Freddie Gray van driver not guilty of second-degree murder | Fox News


----------



## RedLion (Sep 23, 2015)

Still good to hear that real justice does still occur in this PC crazy land.


----------



## SOCOM42 (Nov 9, 2012)

I wonder if the mayor and DA will supply the gasoline for tonight?


----------



## baldman (Apr 5, 2016)

The jungle will be Lively tonight.


----------



## Illini Warrior (Jan 24, 2015)

just the absolutely insane type of situation that'll turn into a nationwide riot ....
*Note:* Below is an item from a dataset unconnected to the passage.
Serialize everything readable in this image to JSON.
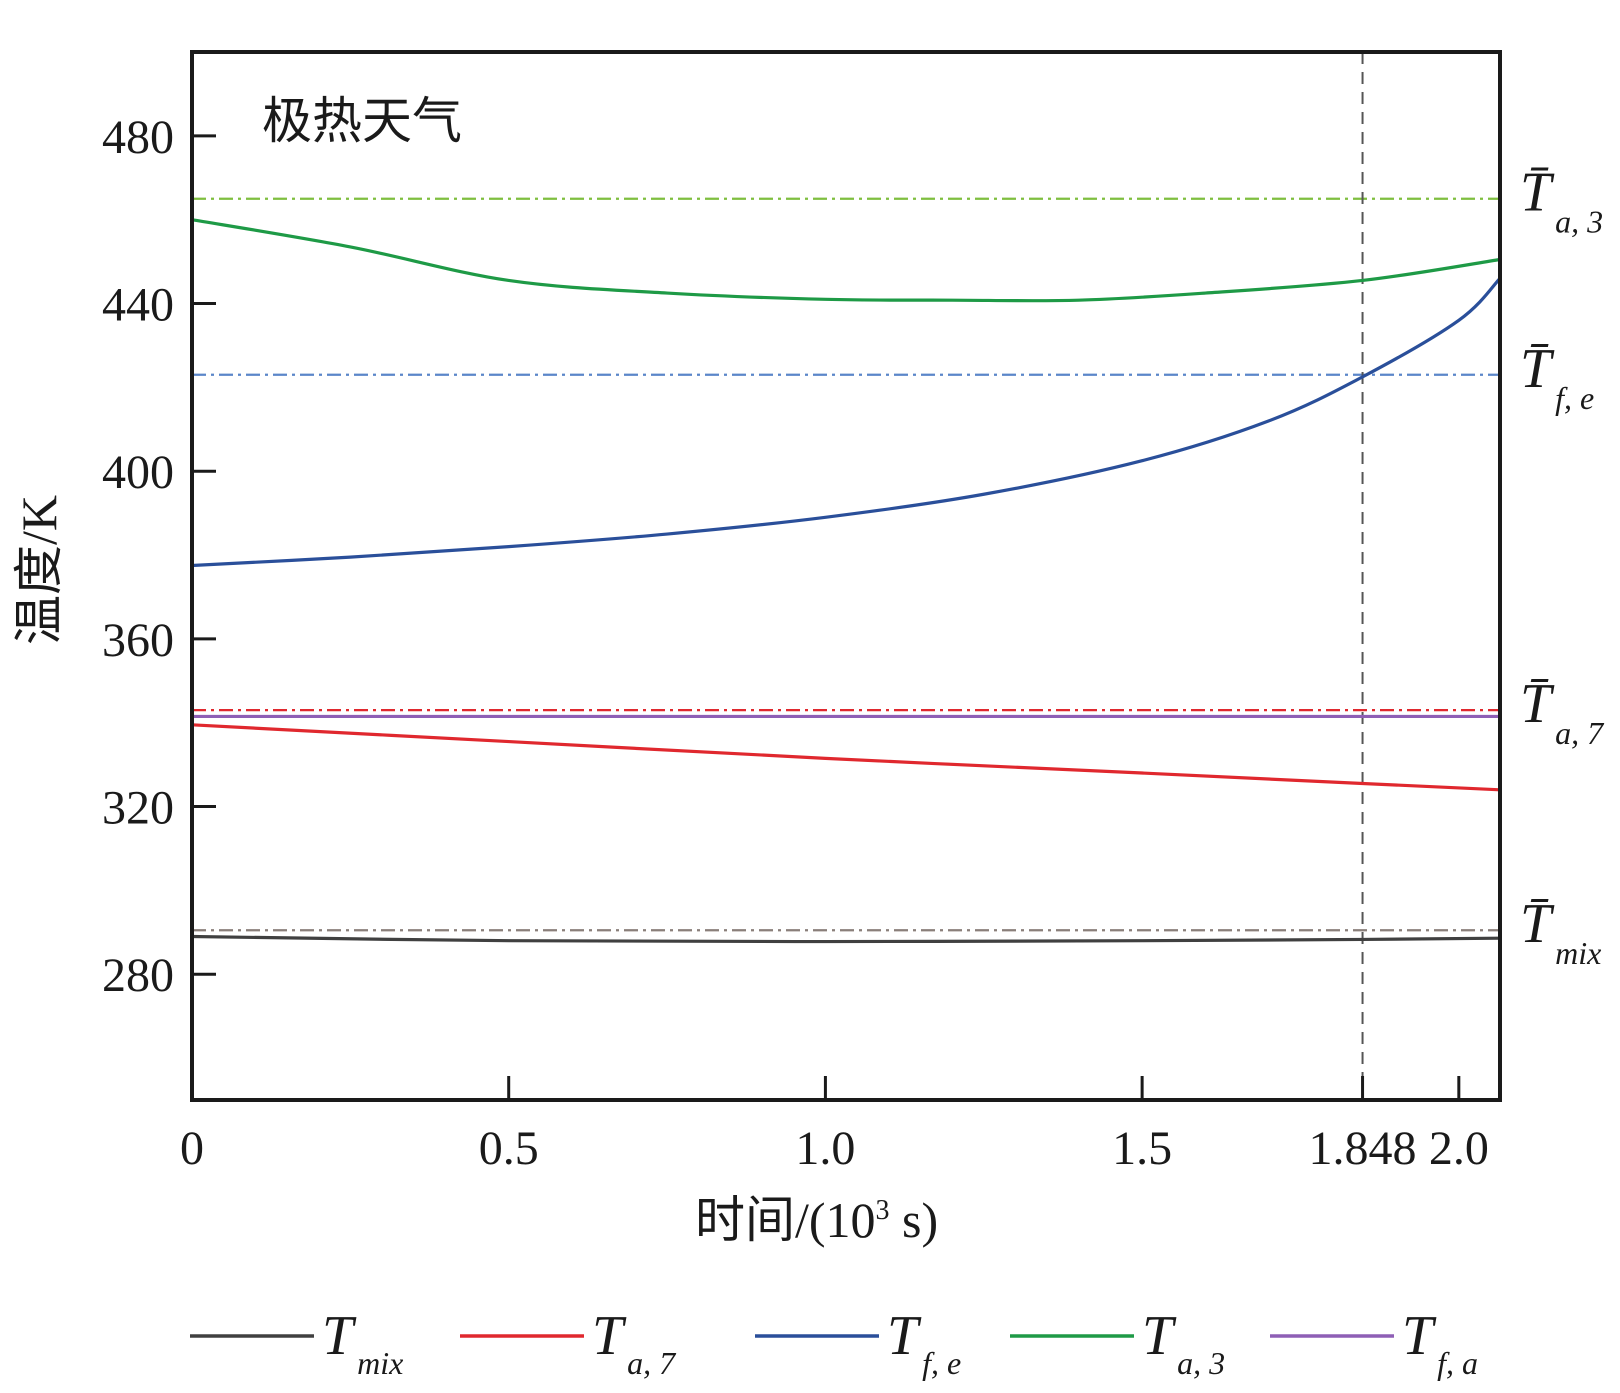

if they don't riot over this latest decision - wait until the DA announces that the trials are over - even someone as stupid as her won't keep beating a dead horse ....


----------



## bigwheel (Sep 22, 2014)

Good excuse for a shoppng spree.


----------



## Smitty901 (Nov 16, 2012)

Thanks to a fair Judge. Bet She try's for a judge more in line with Black lives madder next time.


----------



## NotTooProudToHide (Nov 3, 2013)

0 for 3. Now more and more people are calling for Marilyn Mosby's head.


----------



## Slippy (Nov 14, 2013)

NotTooProudToHide said:


> 0 for 3. Now more and more people are calling for Marilyn Mosby's head.


She never should have been in the job in the first place. Affirmative Action at its finest.


----------



## NotTooProudToHide (Nov 3, 2013)

Slippy said:


> She never should have been in the job in the first place. Affirmative Action at its finest.
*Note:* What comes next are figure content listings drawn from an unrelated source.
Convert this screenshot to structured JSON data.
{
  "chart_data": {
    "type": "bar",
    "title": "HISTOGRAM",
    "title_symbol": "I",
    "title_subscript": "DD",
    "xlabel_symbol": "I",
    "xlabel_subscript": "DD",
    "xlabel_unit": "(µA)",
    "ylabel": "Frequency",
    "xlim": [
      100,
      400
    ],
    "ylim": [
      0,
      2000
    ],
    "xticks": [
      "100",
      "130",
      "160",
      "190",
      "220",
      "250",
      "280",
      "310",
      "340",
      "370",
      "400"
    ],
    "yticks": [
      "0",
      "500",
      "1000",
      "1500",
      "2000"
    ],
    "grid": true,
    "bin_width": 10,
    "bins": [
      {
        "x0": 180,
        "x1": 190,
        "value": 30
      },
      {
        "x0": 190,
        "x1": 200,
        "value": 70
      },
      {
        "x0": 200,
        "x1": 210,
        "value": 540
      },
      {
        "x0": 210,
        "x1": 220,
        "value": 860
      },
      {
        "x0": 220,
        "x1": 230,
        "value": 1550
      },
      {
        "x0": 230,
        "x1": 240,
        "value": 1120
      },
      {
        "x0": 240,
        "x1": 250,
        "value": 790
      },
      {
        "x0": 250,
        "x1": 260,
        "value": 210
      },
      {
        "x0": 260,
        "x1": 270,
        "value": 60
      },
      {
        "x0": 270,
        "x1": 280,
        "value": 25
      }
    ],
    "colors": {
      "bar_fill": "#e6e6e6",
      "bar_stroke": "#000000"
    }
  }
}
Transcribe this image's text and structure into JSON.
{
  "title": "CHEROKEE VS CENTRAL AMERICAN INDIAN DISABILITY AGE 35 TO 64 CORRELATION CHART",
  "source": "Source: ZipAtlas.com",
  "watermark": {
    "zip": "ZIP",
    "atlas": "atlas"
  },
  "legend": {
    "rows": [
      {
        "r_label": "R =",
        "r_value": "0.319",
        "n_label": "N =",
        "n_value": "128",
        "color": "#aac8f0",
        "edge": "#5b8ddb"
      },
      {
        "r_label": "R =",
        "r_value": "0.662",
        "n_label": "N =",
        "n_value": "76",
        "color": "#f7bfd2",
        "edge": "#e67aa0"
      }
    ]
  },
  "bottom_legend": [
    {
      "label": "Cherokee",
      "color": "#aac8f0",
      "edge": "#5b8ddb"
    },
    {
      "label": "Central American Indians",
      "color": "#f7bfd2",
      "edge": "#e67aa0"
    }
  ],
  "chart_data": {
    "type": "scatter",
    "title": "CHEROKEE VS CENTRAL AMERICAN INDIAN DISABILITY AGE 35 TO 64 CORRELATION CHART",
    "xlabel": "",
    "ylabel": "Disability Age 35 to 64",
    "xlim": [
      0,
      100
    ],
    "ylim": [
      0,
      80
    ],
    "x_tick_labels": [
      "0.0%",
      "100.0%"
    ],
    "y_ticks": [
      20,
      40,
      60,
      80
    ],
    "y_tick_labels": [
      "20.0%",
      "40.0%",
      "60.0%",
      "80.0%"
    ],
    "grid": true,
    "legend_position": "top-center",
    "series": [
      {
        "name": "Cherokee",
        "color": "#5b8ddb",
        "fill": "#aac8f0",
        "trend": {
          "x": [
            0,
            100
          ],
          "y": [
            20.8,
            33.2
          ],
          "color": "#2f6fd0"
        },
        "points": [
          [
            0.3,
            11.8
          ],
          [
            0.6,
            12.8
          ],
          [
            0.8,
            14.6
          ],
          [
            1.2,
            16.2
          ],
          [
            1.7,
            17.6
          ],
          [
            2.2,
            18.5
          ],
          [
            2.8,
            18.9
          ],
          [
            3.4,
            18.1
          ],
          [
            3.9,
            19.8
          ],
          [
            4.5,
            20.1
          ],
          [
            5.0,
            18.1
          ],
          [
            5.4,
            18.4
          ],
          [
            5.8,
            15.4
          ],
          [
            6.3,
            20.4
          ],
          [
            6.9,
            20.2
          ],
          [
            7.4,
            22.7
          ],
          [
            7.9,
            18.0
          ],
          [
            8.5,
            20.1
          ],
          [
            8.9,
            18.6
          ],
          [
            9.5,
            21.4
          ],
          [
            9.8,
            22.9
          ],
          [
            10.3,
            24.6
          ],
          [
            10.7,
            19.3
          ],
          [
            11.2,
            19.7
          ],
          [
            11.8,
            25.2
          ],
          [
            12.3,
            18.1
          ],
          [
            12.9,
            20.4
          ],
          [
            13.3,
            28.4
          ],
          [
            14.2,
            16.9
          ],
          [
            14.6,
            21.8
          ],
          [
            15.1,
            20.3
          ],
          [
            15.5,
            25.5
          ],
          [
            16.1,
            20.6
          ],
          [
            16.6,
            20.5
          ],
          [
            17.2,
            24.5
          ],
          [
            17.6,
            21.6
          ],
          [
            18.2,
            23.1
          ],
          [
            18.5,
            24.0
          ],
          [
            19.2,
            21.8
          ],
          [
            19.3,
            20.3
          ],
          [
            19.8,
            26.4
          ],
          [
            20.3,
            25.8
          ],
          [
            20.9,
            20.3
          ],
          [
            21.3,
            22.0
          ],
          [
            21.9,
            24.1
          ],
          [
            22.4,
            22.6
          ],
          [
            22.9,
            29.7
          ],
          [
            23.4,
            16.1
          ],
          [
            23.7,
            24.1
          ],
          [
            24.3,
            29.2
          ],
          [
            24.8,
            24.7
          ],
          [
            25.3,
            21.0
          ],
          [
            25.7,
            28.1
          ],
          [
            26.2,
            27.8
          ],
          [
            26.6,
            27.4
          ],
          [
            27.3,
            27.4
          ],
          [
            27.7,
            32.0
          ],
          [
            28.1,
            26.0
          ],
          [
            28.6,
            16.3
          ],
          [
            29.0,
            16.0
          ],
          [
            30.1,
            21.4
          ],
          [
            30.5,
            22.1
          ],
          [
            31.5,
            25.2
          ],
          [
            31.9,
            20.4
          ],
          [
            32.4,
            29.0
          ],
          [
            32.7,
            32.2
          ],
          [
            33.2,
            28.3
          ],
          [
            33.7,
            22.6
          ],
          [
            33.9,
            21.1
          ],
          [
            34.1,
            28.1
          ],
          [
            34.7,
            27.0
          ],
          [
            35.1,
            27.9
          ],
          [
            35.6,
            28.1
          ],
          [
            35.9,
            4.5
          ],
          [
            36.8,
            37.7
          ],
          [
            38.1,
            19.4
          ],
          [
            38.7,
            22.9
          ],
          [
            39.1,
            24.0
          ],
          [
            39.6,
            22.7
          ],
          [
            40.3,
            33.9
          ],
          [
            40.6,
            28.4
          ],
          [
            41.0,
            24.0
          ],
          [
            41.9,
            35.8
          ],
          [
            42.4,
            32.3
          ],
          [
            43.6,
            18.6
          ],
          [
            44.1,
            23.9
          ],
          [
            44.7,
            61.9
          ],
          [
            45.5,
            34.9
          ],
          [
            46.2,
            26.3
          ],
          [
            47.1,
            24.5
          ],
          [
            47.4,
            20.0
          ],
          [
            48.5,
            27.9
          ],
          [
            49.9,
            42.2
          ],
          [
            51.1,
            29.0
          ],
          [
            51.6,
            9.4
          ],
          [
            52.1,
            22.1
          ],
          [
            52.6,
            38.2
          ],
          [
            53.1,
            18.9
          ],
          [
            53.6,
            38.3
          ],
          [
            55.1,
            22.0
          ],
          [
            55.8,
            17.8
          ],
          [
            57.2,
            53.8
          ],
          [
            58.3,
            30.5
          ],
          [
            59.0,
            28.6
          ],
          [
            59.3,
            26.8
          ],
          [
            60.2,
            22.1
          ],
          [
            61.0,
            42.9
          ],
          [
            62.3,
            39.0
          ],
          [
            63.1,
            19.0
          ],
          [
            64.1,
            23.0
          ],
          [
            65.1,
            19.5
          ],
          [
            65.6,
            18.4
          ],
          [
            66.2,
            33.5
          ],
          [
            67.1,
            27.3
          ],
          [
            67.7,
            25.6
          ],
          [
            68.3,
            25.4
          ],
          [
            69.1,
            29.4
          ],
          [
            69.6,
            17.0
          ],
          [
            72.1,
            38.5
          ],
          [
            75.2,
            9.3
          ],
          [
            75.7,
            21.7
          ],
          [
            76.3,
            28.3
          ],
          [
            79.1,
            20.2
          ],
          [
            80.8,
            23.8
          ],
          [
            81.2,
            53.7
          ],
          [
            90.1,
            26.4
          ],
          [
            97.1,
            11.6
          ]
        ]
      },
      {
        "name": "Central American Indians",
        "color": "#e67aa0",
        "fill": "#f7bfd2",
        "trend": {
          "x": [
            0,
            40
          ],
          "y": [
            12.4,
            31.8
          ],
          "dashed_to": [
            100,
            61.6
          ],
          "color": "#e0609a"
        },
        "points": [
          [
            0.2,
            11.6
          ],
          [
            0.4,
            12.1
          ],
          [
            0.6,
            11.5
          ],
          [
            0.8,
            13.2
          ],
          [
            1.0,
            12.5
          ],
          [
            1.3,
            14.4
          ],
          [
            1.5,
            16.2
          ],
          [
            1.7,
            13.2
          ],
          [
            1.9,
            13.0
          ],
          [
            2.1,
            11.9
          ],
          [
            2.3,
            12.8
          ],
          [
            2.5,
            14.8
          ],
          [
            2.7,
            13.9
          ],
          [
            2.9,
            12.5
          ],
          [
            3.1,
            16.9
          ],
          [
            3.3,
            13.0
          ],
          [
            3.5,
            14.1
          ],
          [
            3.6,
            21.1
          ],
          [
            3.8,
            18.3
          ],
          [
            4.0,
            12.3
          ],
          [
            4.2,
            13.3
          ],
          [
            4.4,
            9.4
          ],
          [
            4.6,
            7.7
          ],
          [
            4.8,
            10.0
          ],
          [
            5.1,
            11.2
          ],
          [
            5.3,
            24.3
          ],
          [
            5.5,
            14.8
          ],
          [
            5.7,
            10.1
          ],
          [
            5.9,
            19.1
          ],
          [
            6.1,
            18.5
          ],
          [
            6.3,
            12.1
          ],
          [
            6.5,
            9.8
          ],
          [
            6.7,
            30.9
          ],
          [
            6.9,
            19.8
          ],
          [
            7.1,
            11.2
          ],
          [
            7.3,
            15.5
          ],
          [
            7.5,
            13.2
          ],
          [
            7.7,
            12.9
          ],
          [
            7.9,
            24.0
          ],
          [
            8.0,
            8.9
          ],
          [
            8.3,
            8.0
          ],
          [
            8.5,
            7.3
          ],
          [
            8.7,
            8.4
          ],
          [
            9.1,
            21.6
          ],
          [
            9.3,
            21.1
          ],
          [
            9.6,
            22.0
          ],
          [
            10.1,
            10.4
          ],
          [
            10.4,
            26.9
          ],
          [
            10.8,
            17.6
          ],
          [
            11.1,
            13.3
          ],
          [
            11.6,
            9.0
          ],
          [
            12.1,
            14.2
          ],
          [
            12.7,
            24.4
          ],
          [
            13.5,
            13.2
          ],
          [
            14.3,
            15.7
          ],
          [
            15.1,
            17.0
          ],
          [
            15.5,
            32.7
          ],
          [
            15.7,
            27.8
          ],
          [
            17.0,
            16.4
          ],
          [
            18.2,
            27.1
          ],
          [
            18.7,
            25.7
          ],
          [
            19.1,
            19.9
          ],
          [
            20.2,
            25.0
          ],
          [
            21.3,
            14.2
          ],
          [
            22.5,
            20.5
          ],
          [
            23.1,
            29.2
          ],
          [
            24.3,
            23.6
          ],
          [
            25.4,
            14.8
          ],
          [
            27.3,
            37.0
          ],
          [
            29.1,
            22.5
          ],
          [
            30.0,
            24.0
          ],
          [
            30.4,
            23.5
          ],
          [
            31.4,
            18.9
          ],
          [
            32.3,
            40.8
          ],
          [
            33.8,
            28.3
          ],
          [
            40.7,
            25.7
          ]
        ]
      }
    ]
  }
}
I love how she was chest thumping about how she's gonna get justice for all the young people participating in the protests and thats what she got, justice.


----------



## csi-tech (Apr 13, 2013)

I'll not soon forget that District Attorney "*Now is our time!*". She ain't so smart now is she? I know that a DA has immunity but she should be sued for putting these Officers through this. Everyone knew they were little more than sacrificial scapegoats to placate the masses.


----------



## NotTooProudToHide (Nov 3, 2013)

csi-tech said:


> I'll not soon forget that District Attorney "*Now is our time!*". She ain't so smart now is she? I know that a DA has immunity but she should be sued for putting these Officers through this. Everyone knew they were little more than sacrificial scapegoats to placate the masses.
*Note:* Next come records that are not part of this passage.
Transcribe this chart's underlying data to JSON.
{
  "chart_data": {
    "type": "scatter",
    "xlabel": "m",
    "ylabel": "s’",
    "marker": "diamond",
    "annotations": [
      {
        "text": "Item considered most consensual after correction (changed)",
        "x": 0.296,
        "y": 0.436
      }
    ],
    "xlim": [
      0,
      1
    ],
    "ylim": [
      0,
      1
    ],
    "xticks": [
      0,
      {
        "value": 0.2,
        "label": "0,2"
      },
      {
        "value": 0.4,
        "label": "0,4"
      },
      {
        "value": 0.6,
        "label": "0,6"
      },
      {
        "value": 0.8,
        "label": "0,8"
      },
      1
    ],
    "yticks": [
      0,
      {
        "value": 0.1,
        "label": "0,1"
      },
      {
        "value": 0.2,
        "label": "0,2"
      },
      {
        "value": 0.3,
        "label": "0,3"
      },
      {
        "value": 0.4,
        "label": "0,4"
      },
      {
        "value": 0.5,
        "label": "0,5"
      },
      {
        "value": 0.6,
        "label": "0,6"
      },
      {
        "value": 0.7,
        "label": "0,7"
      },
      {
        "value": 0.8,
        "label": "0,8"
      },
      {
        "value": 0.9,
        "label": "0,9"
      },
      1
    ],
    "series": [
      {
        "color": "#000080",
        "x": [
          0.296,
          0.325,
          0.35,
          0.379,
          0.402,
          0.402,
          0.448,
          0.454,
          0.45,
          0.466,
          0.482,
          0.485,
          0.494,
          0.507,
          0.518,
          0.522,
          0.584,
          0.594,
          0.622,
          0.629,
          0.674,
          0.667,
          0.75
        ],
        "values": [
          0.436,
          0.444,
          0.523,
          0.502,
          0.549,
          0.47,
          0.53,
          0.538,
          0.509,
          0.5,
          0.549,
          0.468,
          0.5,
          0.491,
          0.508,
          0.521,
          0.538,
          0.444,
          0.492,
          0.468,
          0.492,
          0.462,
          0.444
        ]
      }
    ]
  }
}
Instead of breaking up the riots they let them steal and destroy then placated them by promising the heads of the officers involved. Even now the Mayor is saying the process isn't over and that they are still subject to an administrative review which undoubtedly will lead to all of them losing their jobs. Still, they aren't going to jail and I bet with the shortages out there that they find departments that would be thrilled to have them if they still want to be a police officer after this.


----------



## Slippy (Nov 14, 2013)

So when is that evil racist bitch mosby going to prosecuted?


----------



## Illini Warrior (Jan 24, 2015)

if you think this bitch DA is a problem now - wait until she gets herself moved up to a high Fed level .... that Baltimore mayor is connected to the hilt into the DemoCrap Party - she's got a red phone right to Obammy .... she's up for a congressional seat - her buddy the DA goes up with her .... 

you'll be seeing more of these two dumbazz bitches in the future ....


----------



## bigwheel (Sep 22, 2014)

It sounds like the little cutie may have some trouble in trying to hang on to her lawyering license. 
Activist law professor calls for Mosby disbarment over prosecution in Freddie Gray case - Baltimore Sun


----------